Years ago I took a course on doing business effectively in foreign countries. One of the attendees of the class was a Japanese woman who had been working in the U.S. for 10 years. She and the instructor had a fascinating conversation about how cultural norms influence what people say when doing business with people from other countries.
Though we might be using a common language to do business globally, how colleagues respond to questions may not mean the same as what we hear and understand based on our own country and culture. The Economist article, “Brazilians: Portuguese for the perplexed” reminded me of this fact:
What Brazilians say: Yes (Sim)
What foreigners hear: Yes
What Brazilians mean: Anything from yes through perhaps to no
What Brazilians say: Perhaps (Talvez)
What foreigners hear: Perhaps
What Brazilians mean: No
What Brazilians say: I’ll be there in ten minutes (Vou chegar em dez minutinhos)
What foreigners hear: He’ll be here soon
What Brazilians mean: Some time in the next half-hour I’ll get up off the sofa and start looking for my car keys
What Brazilians say: I’ll show up later (Vou aparecer mais tarde)

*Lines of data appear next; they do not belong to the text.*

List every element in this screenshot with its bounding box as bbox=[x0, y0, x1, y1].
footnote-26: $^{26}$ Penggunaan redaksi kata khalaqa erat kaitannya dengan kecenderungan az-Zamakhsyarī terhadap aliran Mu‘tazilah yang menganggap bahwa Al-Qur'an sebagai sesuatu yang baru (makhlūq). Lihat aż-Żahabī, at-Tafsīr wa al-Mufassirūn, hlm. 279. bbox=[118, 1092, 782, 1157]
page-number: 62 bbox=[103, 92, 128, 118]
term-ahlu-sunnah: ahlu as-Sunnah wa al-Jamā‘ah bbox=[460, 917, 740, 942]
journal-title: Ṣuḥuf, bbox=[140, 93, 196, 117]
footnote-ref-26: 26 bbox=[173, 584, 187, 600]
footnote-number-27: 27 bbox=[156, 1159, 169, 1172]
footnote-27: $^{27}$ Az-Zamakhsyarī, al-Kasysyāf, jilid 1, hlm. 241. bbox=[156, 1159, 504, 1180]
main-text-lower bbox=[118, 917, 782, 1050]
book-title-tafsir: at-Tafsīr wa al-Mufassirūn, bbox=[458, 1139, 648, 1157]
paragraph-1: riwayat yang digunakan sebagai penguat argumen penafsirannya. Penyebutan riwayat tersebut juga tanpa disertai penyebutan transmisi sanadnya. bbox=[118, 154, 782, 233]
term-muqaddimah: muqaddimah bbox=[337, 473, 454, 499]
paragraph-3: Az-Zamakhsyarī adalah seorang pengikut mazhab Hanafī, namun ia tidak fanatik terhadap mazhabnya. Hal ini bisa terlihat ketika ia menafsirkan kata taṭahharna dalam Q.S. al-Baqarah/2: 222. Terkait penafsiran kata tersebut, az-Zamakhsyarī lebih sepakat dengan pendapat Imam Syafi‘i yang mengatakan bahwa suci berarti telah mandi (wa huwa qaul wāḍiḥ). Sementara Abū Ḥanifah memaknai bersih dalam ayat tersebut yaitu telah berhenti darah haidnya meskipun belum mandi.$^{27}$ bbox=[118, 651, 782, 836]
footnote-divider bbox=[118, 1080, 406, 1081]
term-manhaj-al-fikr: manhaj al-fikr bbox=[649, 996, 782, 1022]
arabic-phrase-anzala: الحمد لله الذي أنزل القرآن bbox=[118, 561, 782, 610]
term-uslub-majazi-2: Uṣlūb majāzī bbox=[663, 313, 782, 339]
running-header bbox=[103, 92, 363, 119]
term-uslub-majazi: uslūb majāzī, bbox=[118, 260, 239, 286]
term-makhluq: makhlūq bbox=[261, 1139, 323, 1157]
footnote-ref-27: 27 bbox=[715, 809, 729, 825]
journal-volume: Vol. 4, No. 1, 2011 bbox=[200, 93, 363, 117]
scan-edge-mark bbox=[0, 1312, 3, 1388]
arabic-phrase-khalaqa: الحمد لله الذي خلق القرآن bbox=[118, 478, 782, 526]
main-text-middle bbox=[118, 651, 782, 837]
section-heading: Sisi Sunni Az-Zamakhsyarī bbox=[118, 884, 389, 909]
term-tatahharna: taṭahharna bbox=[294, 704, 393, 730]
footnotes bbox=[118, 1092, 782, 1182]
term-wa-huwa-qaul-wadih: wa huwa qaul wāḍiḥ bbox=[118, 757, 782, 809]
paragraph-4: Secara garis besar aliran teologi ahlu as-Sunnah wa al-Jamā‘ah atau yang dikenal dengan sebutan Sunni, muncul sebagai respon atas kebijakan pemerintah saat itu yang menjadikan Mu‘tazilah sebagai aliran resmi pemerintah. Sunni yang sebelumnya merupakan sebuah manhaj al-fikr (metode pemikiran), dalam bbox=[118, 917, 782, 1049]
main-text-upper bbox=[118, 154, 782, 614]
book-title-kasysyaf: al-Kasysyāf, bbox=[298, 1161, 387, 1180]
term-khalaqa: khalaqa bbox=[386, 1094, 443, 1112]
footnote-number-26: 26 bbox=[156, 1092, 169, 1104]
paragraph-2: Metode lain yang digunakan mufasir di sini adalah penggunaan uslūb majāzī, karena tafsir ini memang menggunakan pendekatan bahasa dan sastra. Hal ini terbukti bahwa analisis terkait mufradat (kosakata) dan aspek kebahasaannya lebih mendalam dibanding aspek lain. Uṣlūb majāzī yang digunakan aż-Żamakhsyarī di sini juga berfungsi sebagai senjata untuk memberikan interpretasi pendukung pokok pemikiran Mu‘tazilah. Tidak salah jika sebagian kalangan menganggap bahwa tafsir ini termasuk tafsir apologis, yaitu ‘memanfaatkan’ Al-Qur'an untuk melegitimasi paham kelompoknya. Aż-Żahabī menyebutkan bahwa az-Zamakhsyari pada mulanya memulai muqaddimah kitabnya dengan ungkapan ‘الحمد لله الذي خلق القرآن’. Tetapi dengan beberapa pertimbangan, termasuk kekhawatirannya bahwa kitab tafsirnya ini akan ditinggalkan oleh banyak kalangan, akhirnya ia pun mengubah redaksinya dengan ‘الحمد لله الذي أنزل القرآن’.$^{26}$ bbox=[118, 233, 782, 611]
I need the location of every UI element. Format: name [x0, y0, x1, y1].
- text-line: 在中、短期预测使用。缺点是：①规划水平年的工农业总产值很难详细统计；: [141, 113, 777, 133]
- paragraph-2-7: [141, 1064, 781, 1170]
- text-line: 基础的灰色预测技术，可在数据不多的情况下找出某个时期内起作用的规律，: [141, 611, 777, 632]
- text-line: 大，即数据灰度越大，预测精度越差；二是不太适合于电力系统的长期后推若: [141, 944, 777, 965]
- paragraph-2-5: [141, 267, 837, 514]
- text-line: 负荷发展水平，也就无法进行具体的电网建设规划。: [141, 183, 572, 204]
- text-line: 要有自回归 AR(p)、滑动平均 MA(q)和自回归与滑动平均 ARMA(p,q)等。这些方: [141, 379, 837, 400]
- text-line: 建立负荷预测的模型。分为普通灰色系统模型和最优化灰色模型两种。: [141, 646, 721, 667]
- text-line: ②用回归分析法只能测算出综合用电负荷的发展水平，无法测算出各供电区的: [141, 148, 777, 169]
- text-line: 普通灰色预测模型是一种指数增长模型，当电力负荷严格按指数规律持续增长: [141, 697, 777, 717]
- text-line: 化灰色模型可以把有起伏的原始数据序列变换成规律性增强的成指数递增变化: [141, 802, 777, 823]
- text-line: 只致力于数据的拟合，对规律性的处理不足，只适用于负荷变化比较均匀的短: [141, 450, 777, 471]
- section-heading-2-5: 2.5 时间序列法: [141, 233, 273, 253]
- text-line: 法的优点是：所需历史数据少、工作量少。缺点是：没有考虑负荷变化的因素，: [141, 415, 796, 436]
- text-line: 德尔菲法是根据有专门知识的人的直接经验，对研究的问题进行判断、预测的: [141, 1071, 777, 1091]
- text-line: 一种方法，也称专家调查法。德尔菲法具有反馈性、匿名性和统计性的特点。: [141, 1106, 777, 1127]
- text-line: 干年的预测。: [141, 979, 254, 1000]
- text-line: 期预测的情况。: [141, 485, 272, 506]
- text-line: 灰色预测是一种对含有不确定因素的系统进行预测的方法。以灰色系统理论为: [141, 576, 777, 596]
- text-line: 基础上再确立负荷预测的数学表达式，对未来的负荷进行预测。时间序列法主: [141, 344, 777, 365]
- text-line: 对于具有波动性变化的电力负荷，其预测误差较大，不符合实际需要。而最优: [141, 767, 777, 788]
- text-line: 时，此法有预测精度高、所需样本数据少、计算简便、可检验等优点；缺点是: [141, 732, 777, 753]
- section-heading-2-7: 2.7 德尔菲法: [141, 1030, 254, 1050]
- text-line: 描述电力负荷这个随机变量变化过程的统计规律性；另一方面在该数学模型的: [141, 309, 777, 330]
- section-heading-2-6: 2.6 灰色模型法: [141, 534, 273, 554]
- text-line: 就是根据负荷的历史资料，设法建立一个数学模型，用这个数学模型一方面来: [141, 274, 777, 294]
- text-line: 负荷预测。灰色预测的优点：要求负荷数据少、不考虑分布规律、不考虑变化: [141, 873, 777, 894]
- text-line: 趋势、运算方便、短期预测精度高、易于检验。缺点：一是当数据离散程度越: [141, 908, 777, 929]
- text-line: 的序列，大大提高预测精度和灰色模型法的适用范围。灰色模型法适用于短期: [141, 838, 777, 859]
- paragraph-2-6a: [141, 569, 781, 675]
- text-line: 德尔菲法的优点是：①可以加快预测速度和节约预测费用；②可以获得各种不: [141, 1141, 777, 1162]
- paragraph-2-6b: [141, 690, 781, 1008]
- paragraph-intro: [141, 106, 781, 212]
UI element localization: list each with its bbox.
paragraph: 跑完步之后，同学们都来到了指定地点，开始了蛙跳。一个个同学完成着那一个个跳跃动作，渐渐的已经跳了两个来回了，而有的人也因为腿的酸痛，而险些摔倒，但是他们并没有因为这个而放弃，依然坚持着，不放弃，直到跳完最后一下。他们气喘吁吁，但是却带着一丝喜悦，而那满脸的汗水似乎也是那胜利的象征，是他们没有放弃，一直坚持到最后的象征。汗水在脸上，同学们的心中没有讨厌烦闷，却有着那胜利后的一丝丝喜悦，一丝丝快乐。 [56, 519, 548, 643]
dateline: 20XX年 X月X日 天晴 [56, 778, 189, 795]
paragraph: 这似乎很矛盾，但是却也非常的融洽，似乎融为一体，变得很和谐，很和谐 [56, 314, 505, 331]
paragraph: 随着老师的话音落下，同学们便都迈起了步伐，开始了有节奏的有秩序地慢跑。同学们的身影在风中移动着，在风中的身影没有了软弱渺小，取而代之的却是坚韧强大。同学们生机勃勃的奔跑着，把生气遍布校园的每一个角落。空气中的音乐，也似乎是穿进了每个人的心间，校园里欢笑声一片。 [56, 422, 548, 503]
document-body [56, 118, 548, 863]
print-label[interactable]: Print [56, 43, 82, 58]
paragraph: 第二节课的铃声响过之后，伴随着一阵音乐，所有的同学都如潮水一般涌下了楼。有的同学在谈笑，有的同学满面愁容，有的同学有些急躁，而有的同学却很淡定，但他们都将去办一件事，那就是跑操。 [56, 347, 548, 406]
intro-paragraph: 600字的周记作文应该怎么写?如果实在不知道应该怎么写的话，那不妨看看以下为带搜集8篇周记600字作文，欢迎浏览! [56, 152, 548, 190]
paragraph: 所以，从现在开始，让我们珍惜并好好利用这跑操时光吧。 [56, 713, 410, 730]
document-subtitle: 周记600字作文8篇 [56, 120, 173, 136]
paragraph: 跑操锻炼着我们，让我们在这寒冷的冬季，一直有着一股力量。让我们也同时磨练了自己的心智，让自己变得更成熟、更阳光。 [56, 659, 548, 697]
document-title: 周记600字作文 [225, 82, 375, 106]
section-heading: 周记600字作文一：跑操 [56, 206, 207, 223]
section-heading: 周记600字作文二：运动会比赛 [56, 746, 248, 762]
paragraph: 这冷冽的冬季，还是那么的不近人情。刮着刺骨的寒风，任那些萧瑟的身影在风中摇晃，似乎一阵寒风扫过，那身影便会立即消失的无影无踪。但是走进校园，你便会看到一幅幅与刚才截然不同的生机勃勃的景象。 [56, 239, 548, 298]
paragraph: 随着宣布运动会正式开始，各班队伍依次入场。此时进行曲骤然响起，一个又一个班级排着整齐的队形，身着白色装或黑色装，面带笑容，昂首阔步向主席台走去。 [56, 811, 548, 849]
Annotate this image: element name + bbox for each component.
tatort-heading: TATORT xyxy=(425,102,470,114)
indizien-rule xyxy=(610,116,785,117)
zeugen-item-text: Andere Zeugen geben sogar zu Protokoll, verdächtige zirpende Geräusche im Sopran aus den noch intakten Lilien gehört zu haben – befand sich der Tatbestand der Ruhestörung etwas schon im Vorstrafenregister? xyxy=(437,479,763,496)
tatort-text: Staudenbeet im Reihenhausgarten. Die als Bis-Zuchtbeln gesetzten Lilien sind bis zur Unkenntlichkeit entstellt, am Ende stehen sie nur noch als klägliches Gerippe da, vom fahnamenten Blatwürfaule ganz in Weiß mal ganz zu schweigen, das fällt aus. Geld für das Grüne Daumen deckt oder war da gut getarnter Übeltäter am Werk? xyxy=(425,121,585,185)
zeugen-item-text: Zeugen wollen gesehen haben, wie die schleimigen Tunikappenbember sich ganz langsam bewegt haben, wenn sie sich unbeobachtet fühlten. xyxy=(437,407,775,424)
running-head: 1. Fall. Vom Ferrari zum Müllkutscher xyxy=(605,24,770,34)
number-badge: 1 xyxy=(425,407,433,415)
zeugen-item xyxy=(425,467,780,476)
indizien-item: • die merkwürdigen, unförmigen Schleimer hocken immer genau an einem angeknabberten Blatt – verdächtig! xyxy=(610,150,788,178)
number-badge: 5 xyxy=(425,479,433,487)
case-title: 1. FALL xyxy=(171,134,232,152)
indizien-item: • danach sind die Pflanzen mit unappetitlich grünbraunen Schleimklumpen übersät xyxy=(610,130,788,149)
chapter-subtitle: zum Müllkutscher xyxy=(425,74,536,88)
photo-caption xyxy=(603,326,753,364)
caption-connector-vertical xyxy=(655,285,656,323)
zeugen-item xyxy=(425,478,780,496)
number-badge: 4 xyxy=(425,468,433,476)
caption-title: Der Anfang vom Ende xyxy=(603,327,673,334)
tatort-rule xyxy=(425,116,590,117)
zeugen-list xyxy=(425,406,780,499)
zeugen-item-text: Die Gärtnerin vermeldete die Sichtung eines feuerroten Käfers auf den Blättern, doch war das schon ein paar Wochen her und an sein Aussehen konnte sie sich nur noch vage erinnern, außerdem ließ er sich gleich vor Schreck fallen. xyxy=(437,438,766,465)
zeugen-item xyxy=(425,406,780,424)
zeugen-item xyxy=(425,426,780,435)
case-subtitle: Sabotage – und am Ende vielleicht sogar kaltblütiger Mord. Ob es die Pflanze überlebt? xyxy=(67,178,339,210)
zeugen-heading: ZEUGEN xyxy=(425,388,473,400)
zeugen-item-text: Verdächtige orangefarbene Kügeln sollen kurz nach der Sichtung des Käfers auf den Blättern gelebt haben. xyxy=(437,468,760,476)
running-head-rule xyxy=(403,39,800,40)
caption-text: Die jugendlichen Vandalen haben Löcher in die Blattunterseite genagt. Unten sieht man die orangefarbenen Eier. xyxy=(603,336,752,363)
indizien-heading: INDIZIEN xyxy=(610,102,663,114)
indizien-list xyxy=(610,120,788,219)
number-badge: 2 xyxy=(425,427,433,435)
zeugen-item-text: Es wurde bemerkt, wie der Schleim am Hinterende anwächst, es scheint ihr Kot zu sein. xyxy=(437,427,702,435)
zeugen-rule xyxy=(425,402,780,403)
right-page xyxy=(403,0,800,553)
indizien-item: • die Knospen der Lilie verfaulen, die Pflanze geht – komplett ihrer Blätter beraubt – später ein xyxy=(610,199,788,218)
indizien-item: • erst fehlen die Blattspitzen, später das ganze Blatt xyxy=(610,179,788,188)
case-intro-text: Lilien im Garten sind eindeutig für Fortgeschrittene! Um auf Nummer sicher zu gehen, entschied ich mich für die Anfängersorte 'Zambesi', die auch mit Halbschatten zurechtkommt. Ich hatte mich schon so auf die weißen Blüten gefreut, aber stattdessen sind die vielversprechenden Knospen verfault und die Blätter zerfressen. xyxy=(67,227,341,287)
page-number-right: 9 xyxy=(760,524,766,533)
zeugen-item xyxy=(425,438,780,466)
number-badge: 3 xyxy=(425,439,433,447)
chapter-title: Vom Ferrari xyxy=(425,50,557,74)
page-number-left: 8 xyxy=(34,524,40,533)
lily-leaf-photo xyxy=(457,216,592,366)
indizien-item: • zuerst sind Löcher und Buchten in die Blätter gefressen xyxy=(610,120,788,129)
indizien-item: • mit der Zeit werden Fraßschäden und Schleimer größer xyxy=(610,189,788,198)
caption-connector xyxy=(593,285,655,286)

What foreigners hear: He’ll be here later
What Brazilians mean: I won’t be coming
We have blogged before about creating a common language to align everyone with the change and what the future world will look like. If your company spans multiple countries, ensure that what the change team hears is what the impacted stakeholders actually mean. Taking the time upfront to understand cross-cultural differences can mitigate rework or an all-out unsuccessful change.